Jennings is an e-mail marketing consultant based in Washington, D.C., who spends a lot of time talking about, and implementing, e-mail drip campaigns, and she has a word of advice for any company considering using one: “The devil is in the details.”

Drip campaigns, which send, or “drip,” a set of prewritten messages to customers or prospects over time, can be powerful lead-nurturing tools, especially for companies with complex products and long lead times, but in Jennings’s experience, success is often baked into the program before it starts.

“It always goes back to the ‘message map,’ ” she said. “The two questions I usually hear about drip campaigns are, ‘How many efforts should there be?’ and ‘How far apart should they be?’ But it goes back to the message map.”
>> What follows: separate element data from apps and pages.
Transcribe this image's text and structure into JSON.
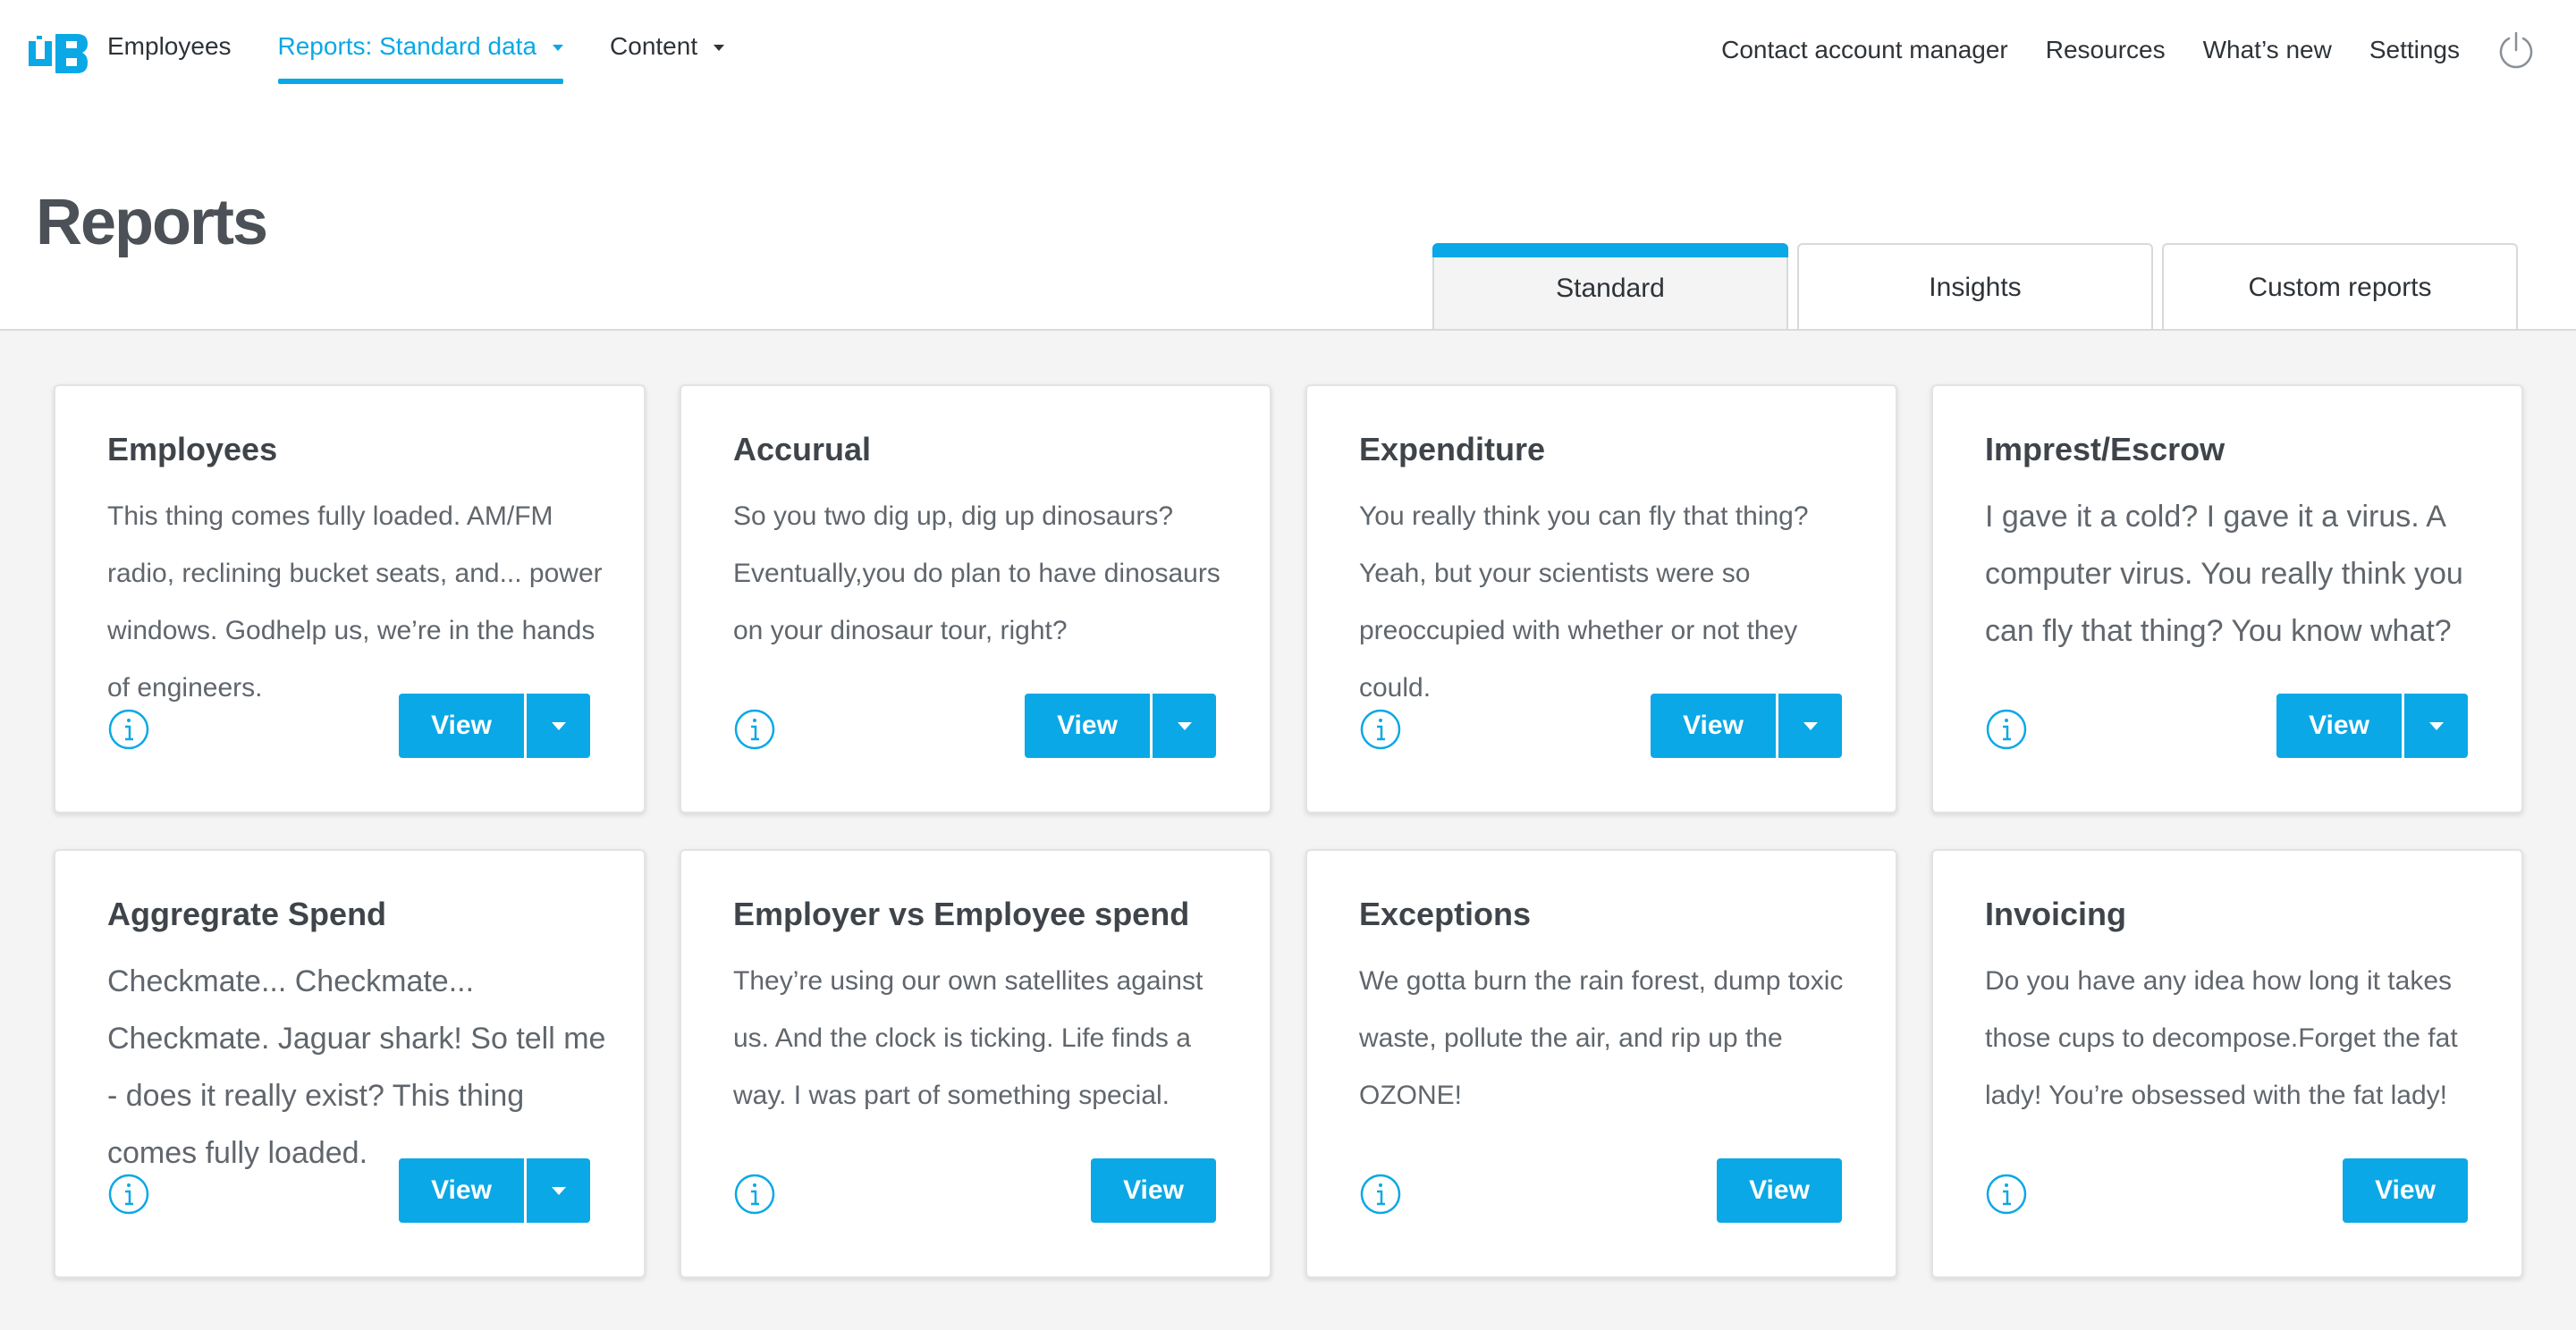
{
  "brand": {
    "logo_text": "UB",
    "accent": "#0aa8e6"
  },
  "nav": {
    "left": [
      {
        "label": "Employees",
        "active": false,
        "dropdown": false
      },
      {
        "label": "Reports: Standard data",
        "active": true,
        "dropdown": true
      },
      {
        "label": "Content",
        "active": false,
        "dropdown": true
      }
    ],
    "right": [
      {
        "label": "Contact account manager"
      },
      {
        "label": "Resources"
      },
      {
        "label": "What’s new"
      },
      {
        "label": "Settings"
      }
    ],
    "power_icon": "power-icon"
  },
  "page": {
    "title": "Reports"
  },
  "tabs": [
    {
      "label": "Standard",
      "active": true
    },
    {
      "label": "Insights",
      "active": false
    },
    {
      "label": "Custom reports",
      "active": false
    }
  ],
  "cards": [
    {
      "title": "Employees",
      "description": "This thing comes fully loaded. AM/FM radio, reclining bucket seats, and... power windows. Godhelp us, we’re in the hands of engineers.",
      "view_label": "View",
      "has_dropdown": true
    },
    {
      "title": "Accurual",
      "description": "So you two dig up, dig up dinosaurs? Eventually,you do plan to have dinosaurs on your dinosaur tour, right?",
      "view_label": "View",
      "has_dropdown": true
    },
    {
      "title": "Expenditure",
      "description": "You really think you can fly that thing? Yeah, but your scientists were so preoccupied with whether or not they could.",
      "view_label": "View",
      "has_dropdown": true
    },
    {
      "title": "Imprest/Escrow",
      "description": "I gave it a cold? I gave it a virus. A computer virus. You really think you can fly that thing? You know what?",
      "view_label": "View",
      "has_dropdown": true
    },
    {
      "title": "Aggregrate Spend",
      "description": "Checkmate... Checkmate... Checkmate. Jaguar shark! So tell me - does it really exist? This thing comes fully loaded.",
      "view_label": "View",
      "has_dropdown": true
    },
    {
      "title": "Employer vs Employee spend",
      "description": "They’re using our own satellites against us. And the clock is ticking. Life finds a way. I was part of something special.",
      "view_label": "View",
      "has_dropdown": false
    },
    {
      "title": "Exceptions",
      "description": "We gotta burn the rain forest, dump toxic waste, pollute the air, and rip up the OZONE!",
      "view_label": "View",
      "has_dropdown": false
    },
    {
      "title": "Invoicing",
      "description": "Do you have any idea how long it takes those cups to decompose.Forget the fat lady! You’re obsessed with the fat lady!",
      "view_label": "View",
      "has_dropdown": false
    }
  ]
}
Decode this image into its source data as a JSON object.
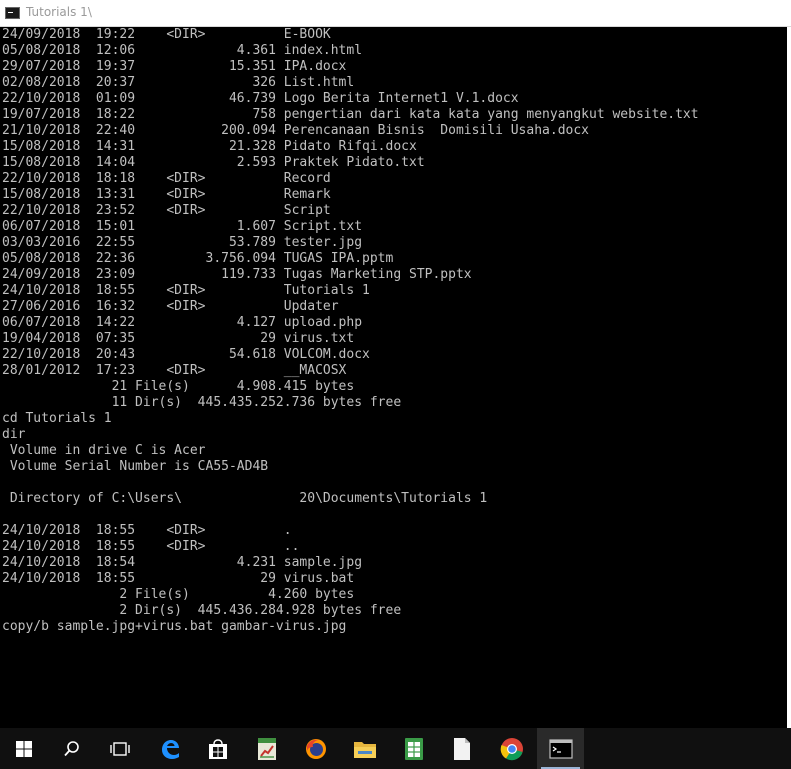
{
  "window": {
    "title": "Tutorials 1\\"
  },
  "console": {
    "lines": [
      "24/09/2018  19:22    <DIR>          E-BOOK",
      "05/08/2018  12:06             4.361 index.html",
      "29/07/2018  19:37            15.351 IPA.docx",
      "02/08/2018  20:37               326 List.html",
      "22/10/2018  01:09            46.739 Logo Berita Internet1 V.1.docx",
      "19/07/2018  18:22               758 pengertian dari kata kata yang menyangkut website.txt",
      "21/10/2018  22:40           200.094 Perencanaan Bisnis  Domisili Usaha.docx",
      "15/08/2018  14:31            21.328 Pidato Rifqi.docx",
      "15/08/2018  14:04             2.593 Praktek Pidato.txt",
      "22/10/2018  18:18    <DIR>          Record",
      "15/08/2018  13:31    <DIR>          Remark",
      "22/10/2018  23:52    <DIR>          Script",
      "06/07/2018  15:01             1.607 Script.txt",
      "03/03/2016  22:55            53.789 tester.jpg",
      "05/08/2018  22:36         3.756.094 TUGAS IPA.pptm",
      "24/09/2018  23:09           119.733 Tugas Marketing STP.pptx",
      "24/10/2018  18:55    <DIR>          Tutorials 1",
      "27/06/2016  16:32    <DIR>          Updater",
      "06/07/2018  14:22             4.127 upload.php",
      "19/04/2018  07:35                29 virus.txt",
      "22/10/2018  20:43            54.618 VOLCOM.docx",
      "28/01/2012  17:23    <DIR>          __MACOSX",
      "              21 File(s)      4.908.415 bytes",
      "              11 Dir(s)  445.435.252.736 bytes free",
      "cd Tutorials 1",
      "dir",
      " Volume in drive C is Acer",
      " Volume Serial Number is CA55-AD4B",
      "",
      " Directory of C:\\Users\\               20\\Documents\\Tutorials 1",
      "",
      "24/10/2018  18:55    <DIR>          .",
      "24/10/2018  18:55    <DIR>          ..",
      "24/10/2018  18:54             4.231 sample.jpg",
      "24/10/2018  18:55                29 virus.bat",
      "               2 File(s)          4.260 bytes",
      "               2 Dir(s)  445.436.284.928 bytes free",
      "copy/b sample.jpg+virus.bat gambar-virus.jpg"
    ]
  },
  "taskbar": {
    "items": [
      {
        "name": "start-button",
        "icon": "windows-logo-icon"
      },
      {
        "name": "search-button",
        "icon": "search-icon"
      },
      {
        "name": "task-view-button",
        "icon": "task-view-icon"
      },
      {
        "name": "edge-button",
        "icon": "edge-icon"
      },
      {
        "name": "store-button",
        "icon": "store-icon"
      },
      {
        "name": "chart-app-button",
        "icon": "chart-app-icon"
      },
      {
        "name": "firefox-button",
        "icon": "firefox-icon"
      },
      {
        "name": "file-explorer-button",
        "icon": "folder-icon"
      },
      {
        "name": "spreadsheet-app-button",
        "icon": "spreadsheet-icon"
      },
      {
        "name": "document-button",
        "icon": "document-icon"
      },
      {
        "name": "chrome-button",
        "icon": "chrome-icon"
      },
      {
        "name": "command-prompt-button",
        "icon": "command-prompt-icon"
      }
    ]
  },
  "colors": {
    "console_bg": "#000000",
    "console_text": "#c0c0c0",
    "taskbar_bg": "#101010"
  }
}
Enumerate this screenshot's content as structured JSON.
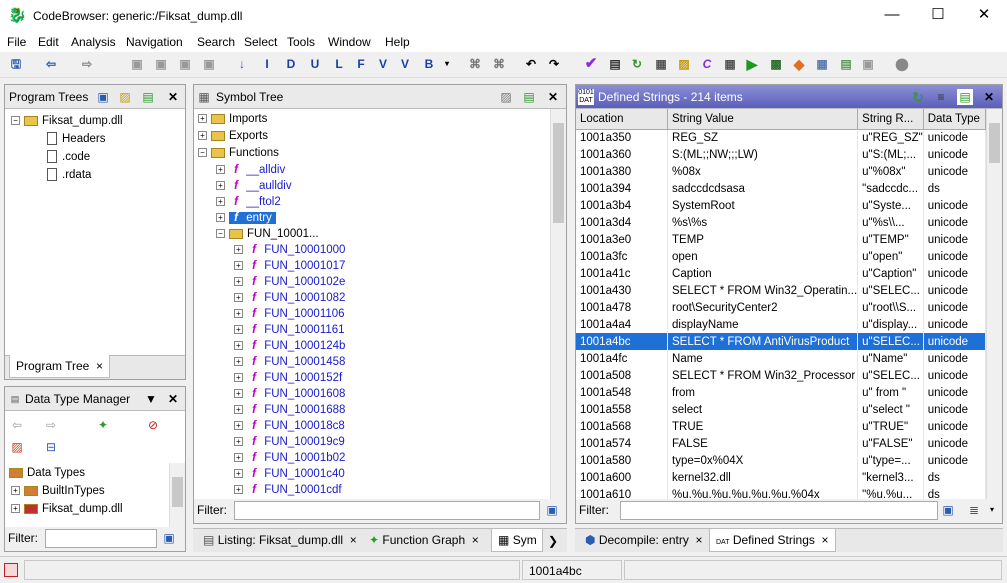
{
  "window": {
    "title": "CodeBrowser: generic:/Fiksat_dump.dll"
  },
  "menu": [
    "File",
    "Edit",
    "Analysis",
    "Navigation",
    "Search",
    "Select",
    "Tools",
    "Window",
    "Help"
  ],
  "toolbar_letters": [
    "I",
    "D",
    "U",
    "L",
    "F",
    "V",
    "V",
    "B"
  ],
  "program_trees": {
    "title": "Program Trees",
    "root": "Fiksat_dump.dll",
    "children": [
      "Headers",
      ".code",
      ".rdata"
    ],
    "tab": "Program Tree"
  },
  "data_type_manager": {
    "title": "Data Type Manager",
    "root": "Data Types",
    "items": [
      "BuiltInTypes",
      "Fiksat_dump.dll"
    ],
    "filter_label": "Filter:"
  },
  "symbol_tree": {
    "title": "Symbol Tree",
    "top": [
      "Imports",
      "Exports",
      "Functions"
    ],
    "functions": [
      "__alldiv",
      "__aulldiv",
      "__ftol2",
      "entry"
    ],
    "group": "FUN_10001...",
    "fun_items": [
      "FUN_10001000",
      "FUN_10001017",
      "FUN_1000102e",
      "FUN_10001082",
      "FUN_10001106",
      "FUN_10001161",
      "FUN_1000124b",
      "FUN_10001458",
      "FUN_1000152f",
      "FUN_10001608",
      "FUN_10001688",
      "FUN_100018c8",
      "FUN_100019c9",
      "FUN_10001b02",
      "FUN_10001c40",
      "FUN_10001cdf"
    ],
    "filter_label": "Filter:"
  },
  "defined_strings": {
    "title": "Defined Strings - 214 items",
    "columns": [
      "Location",
      "String Value",
      "String R...",
      "Data Type"
    ],
    "rows": [
      [
        "1001a350",
        "REG_SZ",
        "u\"REG_SZ\"",
        "unicode"
      ],
      [
        "1001a360",
        "S:(ML;;NW;;;LW)",
        "u\"S:(ML;...",
        "unicode"
      ],
      [
        "1001a380",
        "%08x",
        "u\"%08x\"",
        "unicode"
      ],
      [
        "1001a394",
        "sadccdcdsasa",
        "\"sadccdc...",
        "ds"
      ],
      [
        "1001a3b4",
        "SystemRoot",
        "u\"Syste...",
        "unicode"
      ],
      [
        "1001a3d4",
        "%s\\%s",
        "u\"%s\\\\...",
        "unicode"
      ],
      [
        "1001a3e0",
        "TEMP",
        "u\"TEMP\"",
        "unicode"
      ],
      [
        "1001a3fc",
        "open",
        "u\"open\"",
        "unicode"
      ],
      [
        "1001a41c",
        "Caption",
        "u\"Caption\"",
        "unicode"
      ],
      [
        "1001a430",
        "SELECT * FROM Win32_Operatin...",
        "u\"SELEC...",
        "unicode"
      ],
      [
        "1001a478",
        "root\\SecurityCenter2",
        "u\"root\\\\S...",
        "unicode"
      ],
      [
        "1001a4a4",
        "displayName",
        "u\"display...",
        "unicode"
      ],
      [
        "1001a4bc",
        "SELECT * FROM AntiVirusProduct",
        "u\"SELEC...",
        "unicode"
      ],
      [
        "1001a4fc",
        "Name",
        "u\"Name\"",
        "unicode"
      ],
      [
        "1001a508",
        "SELECT * FROM Win32_Processor",
        "u\"SELEC...",
        "unicode"
      ],
      [
        "1001a548",
        " from",
        "u\" from \"",
        "unicode"
      ],
      [
        "1001a558",
        "select",
        "u\"select \"",
        "unicode"
      ],
      [
        "1001a568",
        "TRUE",
        "u\"TRUE\"",
        "unicode"
      ],
      [
        "1001a574",
        "FALSE",
        "u\"FALSE\"",
        "unicode"
      ],
      [
        "1001a580",
        "type=0x%04X",
        "u\"type=...",
        "unicode"
      ],
      [
        "1001a600",
        "kernel32.dll",
        "\"kernel3...",
        "ds"
      ],
      [
        "1001a610",
        "%u.%u.%u.%u.%u.%u.%04x",
        "\"%u.%u...",
        "ds"
      ]
    ],
    "selected_row": 12,
    "filter_label": "Filter:"
  },
  "bottom_tabs_left": [
    "Listing:  Fiksat_dump.dll",
    "Function Graph",
    "Sym"
  ],
  "bottom_tabs_right": [
    "Decompile: entry",
    "Defined Strings"
  ],
  "status": {
    "address": "1001a4bc"
  }
}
Jennings uses message mapping to outline the goals of and guide the messages in a drip campaign before the actual work begins. Usually, she said, after a company sits down for a few hours and puts together a basic list of its goals coupled with its key messages, the actual e-mails almost write themselves.

Laura Klein, senior VP-corporate services at eDiets Enterprises, has firsthand experience with setting up targeted e-mail campaigns. EDiets Enterprises sells white-label health and wellness sites to insurance companies, pharmaceutical companies and large employers that are interested in creating wellness programs.

“To me, drip marketing is a reminder and a call to action,” Klein said. “I want people to remember us and know our capabilities so, when they’re ready, they’ll call.”

One useful aspect of drip campaigns is that they are characterized as “set it and forget it.” Once a campaign is active and the opt-in mechanism is live, it doesn’t require any additional effort. All that’s left is to track its effectiveness.

But Jennings holds drip campaigns to a higher standard than some standard e-mail campaigns, which are traditionally measured by such metrics as open rates and click-throughs. A drip campaign is usually a tightly focused marketing tool with one concrete goal: Sell the product.

“Opens and click-throughs are nice, but they don’t pay the bills,” she said. “We should view drip campaigns as marketing campaigns.”

This might mean a bigger budget than initially expected. E-mail enjoys a reputation as being very effective and inexpensive, which is true; but a drip campaign operates at a higher level than the company newsletter might.

Successful campaigns are themed, with original and high-quality content. Drip e-mails can include demonstration videos to showcase products, as well as various content formats.

“Good e-mail’s not cheap,” Jennings said. “That’s one of the things people don’t realize. It’s less expensive than direct mail because you don’t have to print and mail it, but you still need great copy and good design. It can be a lot of money up front to set it up. But it’s evergreen, so it’s set it and forget it.”